The bus had set off from Tunis to the picturesque mountain town of Ain Draham, a popular autumn destination for Tunisians near the Algerian border, the tourism ministry said.
Twenty-four people were killed and 18 injured, the victims aged between 20 and 30, said the health ministry, releasing updated information on the tragedy.
Pictures and video footage shared online and posted on the websites of private radio stations showed the mangled remains of the bus with its seats scattered in the bed of a river.
Bodies, some in sports clothes and trainers, and personal belongings were strewn across the ground.

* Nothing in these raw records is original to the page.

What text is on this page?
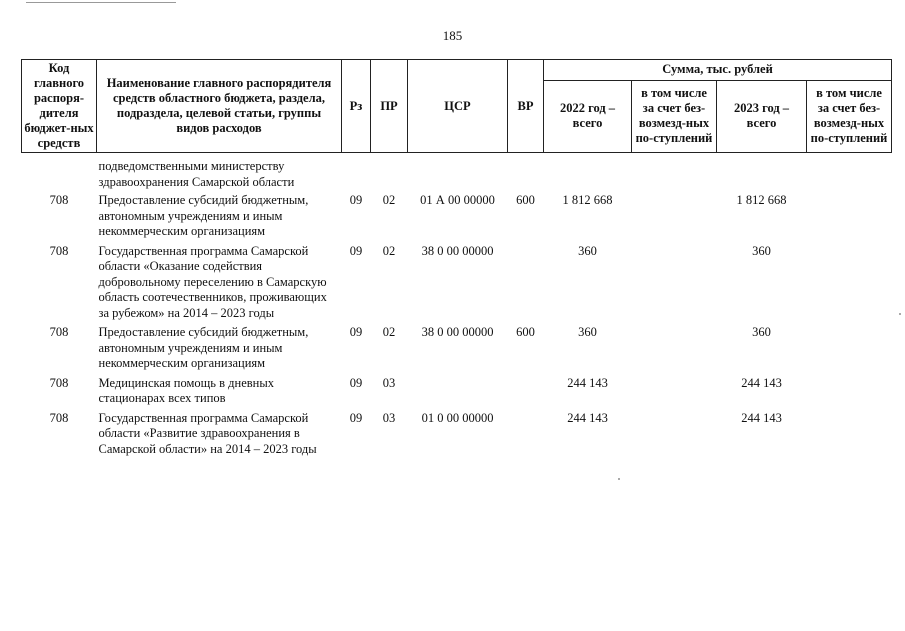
185
Код главного распоря-дителя бюджет-ных средств	Наименование главного распорядителя средств областного бюджета, раздела, подраздела, целевой статьи, группы видов расходов	Рз	ПР	ЦСР	ВР	Сумма, тыс. рублей			
						2022 год – всего	в том числе за счет без-возмезд-ных по-ступлений	2023 год – всего	в том числе за счет без-возмезд-ных по-ступлений
	подведомственными министерству здравоохранения Самарской области								
708	Предоставление субсидий бюджетным, автономным учреждениям и иным некоммерческим организациям	09	02	01 А 00 00000	600	1 812 668		1 812 668	
708	Государственная программа Самарской области «Оказание содействия добровольному переселению в Самарскую область соотечественников, проживающих за рубежом» на 2014 – 2023 годы	09	02	38 0 00 00000		360		360	
708	Предоставление субсидий бюджетным, автономным учреждениям и иным некоммерческим организациям	09	02	38 0 00 00000	600	360		360	
708	Медицинская помощь в дневных стационарах всех типов	09	03			244 143		244 143	
708	Государственная программа Самарской области «Развитие здравоохранения в Самарской области» на 2014 – 2023 годы	09	03	01 0 00 00000		244 143		244 143	
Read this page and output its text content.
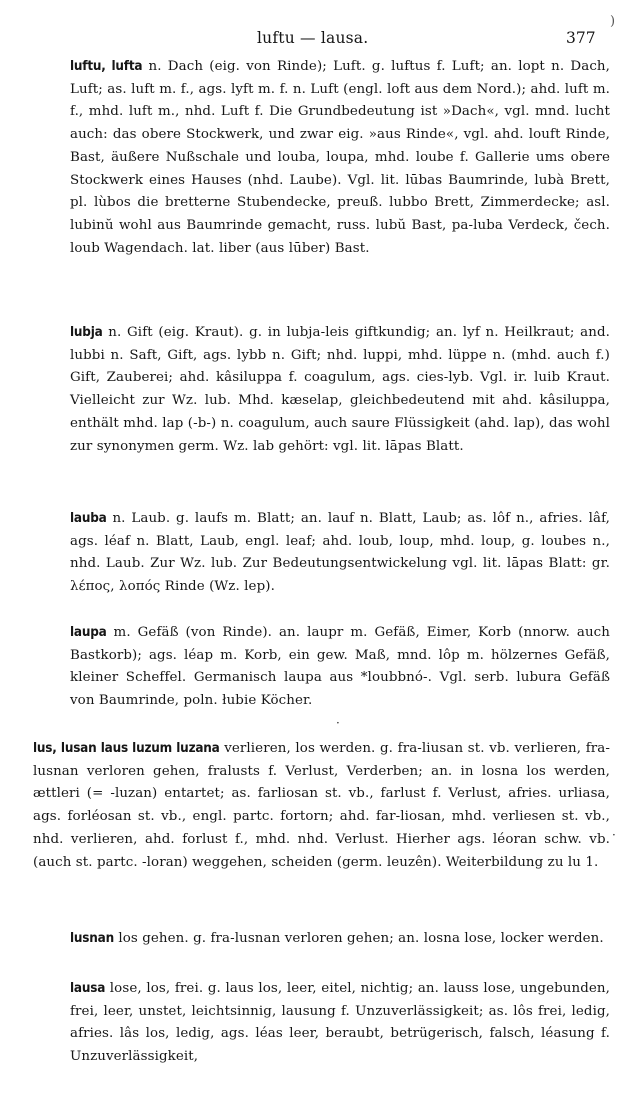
)
luftu — lausa.	377

luftu, lufta n. Dach (eig. von Rinde); Luft. g. luftus f. Luft; an. lopt n. Dach, Luft; as. luft m. f., ags. lyft m. f. n. Luft (engl. loft aus dem Nord.); ahd. luft m. f., mhd. luft m., nhd. Luft f. Die Grundbedeutung ist »Dach«, vgl. mnd. lucht auch: das obere Stockwerk, und zwar eig. »aus Rinde«, vgl. ahd. louft Rinde, Bast, äußere Nußschale und louba, loupa, mhd. loube f. Gallerie ums obere Stockwerk eines Hauses (nhd. Laube). Vgl. lit. lūbas Baumrinde, lubà Brett, pl. lùbos die bretterne Stubendecke, preuß. lubbo Brett, Zimmerdecke; asl. lubinŭ wohl aus Baumrinde gemacht, russ. lubŭ Bast, pa-luba Verdeck, čech. loub Wagendach. lat. liber (aus lūber) Bast.

lubja n. Gift (eig. Kraut). g. in lubja-leis giftkundig; an. lyf n. Heilkraut; and. lubbi n. Saft, Gift, ags. lybb n. Gift; nhd. luppi, mhd. lüppe n. (mhd. auch f.) Gift, Zauberei; ahd. kâsiluppa f. coagulum, ags. cies-lyb. Vgl. ir. luib Kraut. Vielleicht zur Wz. lub. Mhd. kæselap, gleichbedeutend mit ahd. kâsiluppa, enthält mhd. lap (-b-) n. coagulum, auch saure Flüssigkeit (ahd. lap), das wohl zur synonymen germ. Wz. lab gehört: vgl. lit. lāpas Blatt.

lauba n. Laub. g. laufs m. Blatt; an. lauf n. Blatt, Laub; as. lôf n., afries. lâf, ags. léaf n. Blatt, Laub, engl. leaf; ahd. loub, loup, mhd. loup, g. loubes n., nhd. Laub. Zur Wz. lub. Zur Bedeutungsentwickelung vgl. lit. lāpas Blatt: gr. λέπος, λοπός Rinde (Wz. lep).

laupa m. Gefäß (von Rinde). an. laupr m. Gefäß, Eimer, Korb (nnorw. auch Bastkorb); ags. léap m. Korb, ein gew. Maß, mnd. lôp m. hölzernes Gefäß, kleiner Scheffel. Germanisch laupa aus *loubbnó-. Vgl. serb. lubura Gefäß von Baumrinde, poln. łubie Köcher.

·

lus, lusan laus luzum luzana verlieren, los werden. g. fra-liusan st. vb. verlieren, fra-lusnan verloren gehen, fralusts f. Verlust, Verderben; an. in losna los werden, ættleri (= -luzan) entartet; as. farliosan st. vb., farlust f. Verlust, afries. urliasa, ags. forléosan st. vb., engl. partc. fortorn; ahd. far-liosan, mhd. verliesen st. vb., nhd. verlieren, ahd. forlust f., mhd. nhd. Verlust. Hierher ags. léoran schw. vb. (auch st. partc. -loran) weggehen, scheiden (germ. leuzên). Weiterbildung zu lu 1.

·

lusnan los gehen. g. fra-lusnan verloren gehen; an. losna lose, locker werden.

lausa lose, los, frei. g. laus los, leer, eitel, nichtig; an. lauss lose, ungebunden, frei, leer, unstet, leichtsinnig, lausung f. Unzuverlässigkeit; as. lôs frei, ledig, afries. lâs los, ledig, ags. léas leer, beraubt, betrügerisch, falsch, léasung f. Unzuverlässigkeit,
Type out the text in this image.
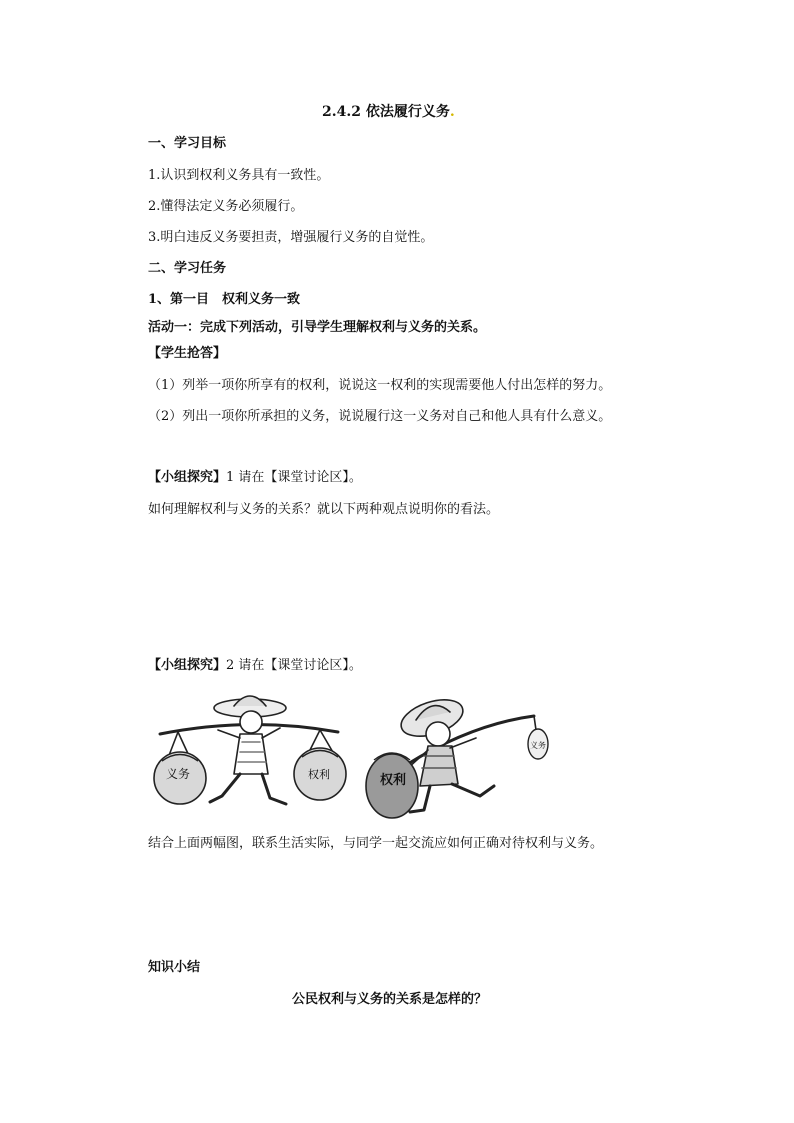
2.4.2 依法履行义务.
一、学习目标
1.认识到权利义务具有一致性。
2.懂得法定义务必须履行。
3.明白违反义务要担责，增强履行义务的自觉性。
二、学习任务
1、第一目　权利义务一致
活动一：完成下列活动，引导学生理解权利与义务的关系。
【学生抢答】
（1）列举一项你所享有的权利，说说这一权利的实现需要他人付出怎样的努力。
（2）列出一项你所承担的义务，说说履行这一义务对自己和他人具有什么意义。
【小组探究】1 请在【课堂讨论区】。
如何理解权利与义务的关系？就以下两种观点说明你的看法。
【小组探究】2 请在【课堂讨论区】。
义务	权利	权利
义务
结合上面两幅图，联系生活实际，与同学一起交流应如何正确对待权利与义务。
知识小结
公民权利与义务的关系是怎样的？
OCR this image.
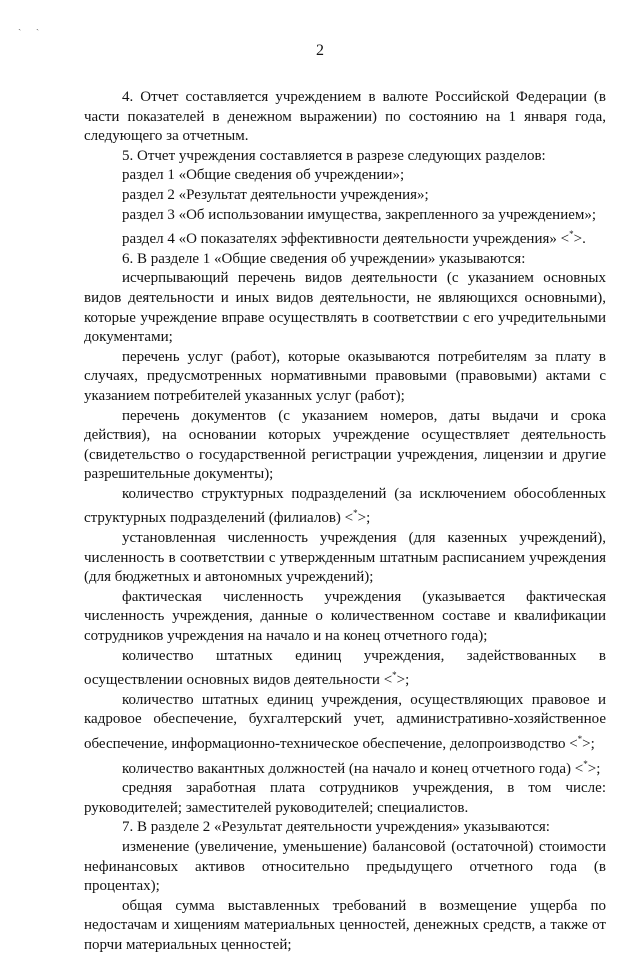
ˎ ˎ
2

4. Отчет составляется учреждением в валюте Российской Федерации (в части показателей в денежном выражении) по состоянию на 1 января года, следующего за отчетным.

5. Отчет учреждения составляется в разрезе следующих разделов:

раздел 1 «Общие сведения об учреждении»;

раздел 2 «Результат деятельности учреждения»;

раздел 3 «Об использовании имущества, закрепленного за учреждением»;

раздел 4 «О показателях эффективности деятельности учреждения» <*>.

6. В разделе 1 «Общие сведения об учреждении» указываются:

исчерпывающий перечень видов деятельности (с указанием основных видов деятельности и иных видов деятельности, не являющихся основными), которые учреждение вправе осуществлять в соответствии с его учредительными документами;

перечень услуг (работ), которые оказываются потребителям за плату в случаях, предусмотренных нормативными правовыми (правовыми) актами с указанием потребителей указанных услуг (работ);

перечень документов (с указанием номеров, даты выдачи и срока действия), на основании которых учреждение осуществляет деятельность (свидетельство о государственной регистрации учреждения, лицензии и другие разрешительные документы);

количество структурных подразделений (за исключением обособленных структурных подразделений (филиалов) <*>;

установленная численность учреждения (для казенных учреждений), численность в соответствии с утвержденным штатным расписанием учреждения (для бюджетных и автономных учреждений);

фактическая численность учреждения (указывается фактическая численность учреждения, данные о количественном составе и квалификации сотрудников учреждения на начало и на конец отчетного года);

количество штатных единиц учреждения, задействованных в осуществлении основных видов деятельности <*>;

количество штатных единиц учреждения, осуществляющих правовое и кадровое обеспечение, бухгалтерский учет, административно-хозяйственное обеспечение, информационно-техническое обеспечение, делопроизводство <*>;

количество вакантных должностей (на начало и конец отчетного года) <*>;

средняя заработная плата сотрудников учреждения, в том числе: руководителей; заместителей руководителей; специалистов.

7. В разделе 2 «Результат деятельности учреждения» указываются:

изменение (увеличение, уменьшение) балансовой (остаточной) стоимости нефинансовых активов относительно предыдущего отчетного года (в процентах);

общая сумма выставленных требований в возмещение ущерба по недостачам и хищениям материальных ценностей, денежных средств, а также от порчи материальных ценностей;
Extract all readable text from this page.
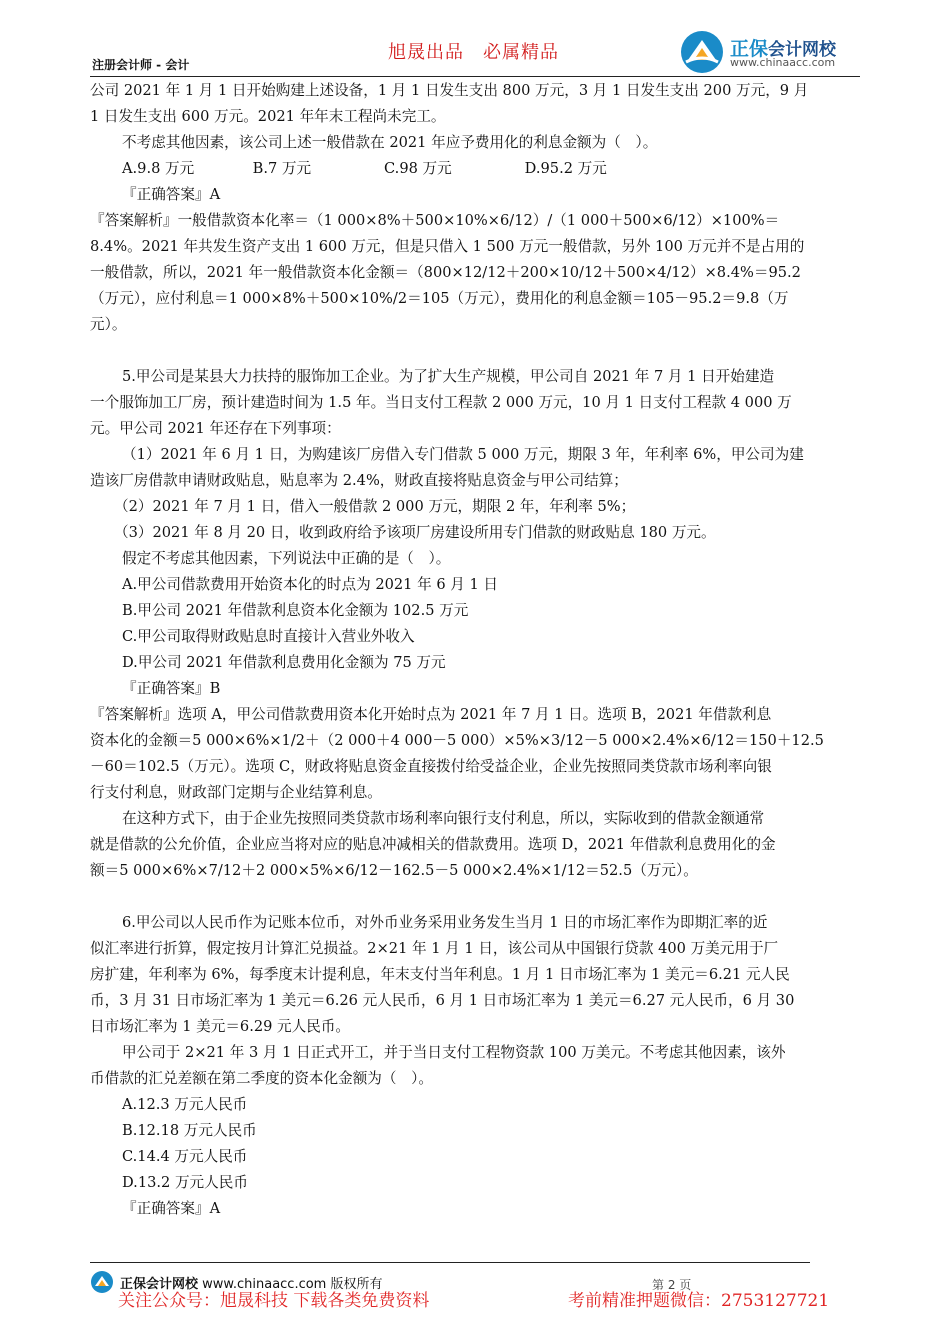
旭晟出品　必属精品
注册会计师 - 会计
正保会计网校
www.chinaacc.com
公司 2021 年 1 月 1 日开始购建上述设备，1 月 1 日发生支出 800 万元，3 月 1 日发生支出 200 万元，9 月
1 日发生支出 600 万元。2021 年年末工程尚未完工。
不考虑其他因素，该公司上述一般借款在 2021 年应予费用化的利息金额为（　）。
A.9.8 万元　　　　B.7 万元　　　　　C.98 万元　　　　　D.95.2 万元
『正确答案』A
『答案解析』一般借款资本化率＝（1 000×8%＋500×10%×6/12）/（1 000＋500×6/12）×100%＝
8.4%。2021 年共发生资产支出 1 600 万元，但是只借入 1 500 万元一般借款，另外 100 万元并不是占用的
一般借款，所以，2021 年一般借款资本化金额＝（800×12/12＋200×10/12＋500×4/12）×8.4%＝95.2
（万元），应付利息＝1 000×8%＋500×10%/2＝105（万元），费用化的利息金额＝105－95.2＝9.8（万
元）。
5.甲公司是某县大力扶持的服饰加工企业。为了扩大生产规模，甲公司自 2021 年 7 月 1 日开始建造
一个服饰加工厂房，预计建造时间为 1.5 年。当日支付工程款 2 000 万元，10 月 1 日支付工程款 4 000 万
元。甲公司 2021 年还存在下列事项：
（1）2021 年 6 月 1 日，为购建该厂房借入专门借款 5 000 万元，期限 3 年，年利率 6%，甲公司为建
造该厂房借款申请财政贴息，贴息率为 2.4%，财政直接将贴息资金与甲公司结算；
（2）2021 年 7 月 1 日，借入一般借款 2 000 万元，期限 2 年，年利率 5%；
（3）2021 年 8 月 20 日，收到政府给予该项厂房建设所用专门借款的财政贴息 180 万元。
假定不考虑其他因素，下列说法中正确的是（　）。
A.甲公司借款费用开始资本化的时点为 2021 年 6 月 1 日
B.甲公司 2021 年借款利息资本化金额为 102.5 万元
C.甲公司取得财政贴息时直接计入营业外收入
D.甲公司 2021 年借款利息费用化金额为 75 万元
『正确答案』B
『答案解析』选项 A，甲公司借款费用资本化开始时点为 2021 年 7 月 1 日。选项 B，2021 年借款利息
资本化的金额＝5 000×6%×1/2＋（2 000＋4 000－5 000）×5%×3/12－5 000×2.4%×6/12＝150＋12.5
－60＝102.5（万元）。选项 C，财政将贴息资金直接拨付给受益企业，企业先按照同类贷款市场利率向银
行支付利息，财政部门定期与企业结算利息。
在这种方式下，由于企业先按照同类贷款市场利率向银行支付利息，所以，实际收到的借款金额通常
就是借款的公允价值，企业应当将对应的贴息冲减相关的借款费用。选项 D，2021 年借款利息费用化的金
额＝5 000×6%×7/12＋2 000×5%×6/12－162.5－5 000×2.4%×1/12＝52.5（万元）。
6.甲公司以人民币作为记账本位币，对外币业务采用业务发生当月 1 日的市场汇率作为即期汇率的近
似汇率进行折算，假定按月计算汇兑损益。2×21 年 1 月 1 日，该公司从中国银行贷款 400 万美元用于厂
房扩建，年利率为 6%，每季度末计提利息，年末支付当年利息。1 月 1 日市场汇率为 1 美元＝6.21 元人民
币，3 月 31 日市场汇率为 1 美元＝6.26 元人民币，6 月 1 日市场汇率为 1 美元＝6.27 元人民币，6 月 30
日市场汇率为 1 美元＝6.29 元人民币。
甲公司于 2×21 年 3 月 1 日正式开工，并于当日支付工程物资款 100 万美元。不考虑其他因素，该外
币借款的汇兑差额在第二季度的资本化金额为（　）。
A.12.3 万元人民币
B.12.18 万元人民币
C.14.4 万元人民币
D.13.2 万元人民币
『正确答案』A
正保会计网校 www.chinaacc.com 版权所有	第 2 页
关注公众号：旭晟科技 下载各类免费资料	考前精准押题微信：2753127721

The bus with 43 people on board was travelling through the Ain Snoussi region when it plunged over the cliff, the interior ministry said.
The vehicle had “fallen into a ravine after crashing through an iron barrier,” it said on its Facebook page.
The injured were transferred to nearby hospitals, the interior ministry said.
Forensic experts were deployed to investigate the crash, said AFP correspondents at the scene.
It was not immediately clear what caused the accident but Tunisian roads are known to be notoriously dangerous and run-down.
Tourism Minister Rene Trabelsi told a private radio station Mosaique FM that the “unfortunate accident took place in a difficult area” and just after the bus had taken a “sharp bend”.
An civil defence official, speaking on state television, said there had previously been deadly accidents at the same spot.
Social network users bemoaned the tragedy, as Tunisian President Kaid Saied and Prime Minister Youssef Chahed arrived at the site of the accident.
“What a heavy toll,” one of them said.
Another denounced the “roads of death” in Tunisia and wrote: “24 dead and no one from the government has declared a national catastrophe”.
The World Health Organization in 2015 said Tunisia had the second worst traffic death rate per capita in North Africa, behind only war-torn Libya.
Experts blamed run-down roads, reckless driving and poor vehicle maintenance for a rise in accidents the following year.
The authorities recognise the scale of the problem but have said the country’s security challenges, including jihadist attacks, have kept them from giving it more attention.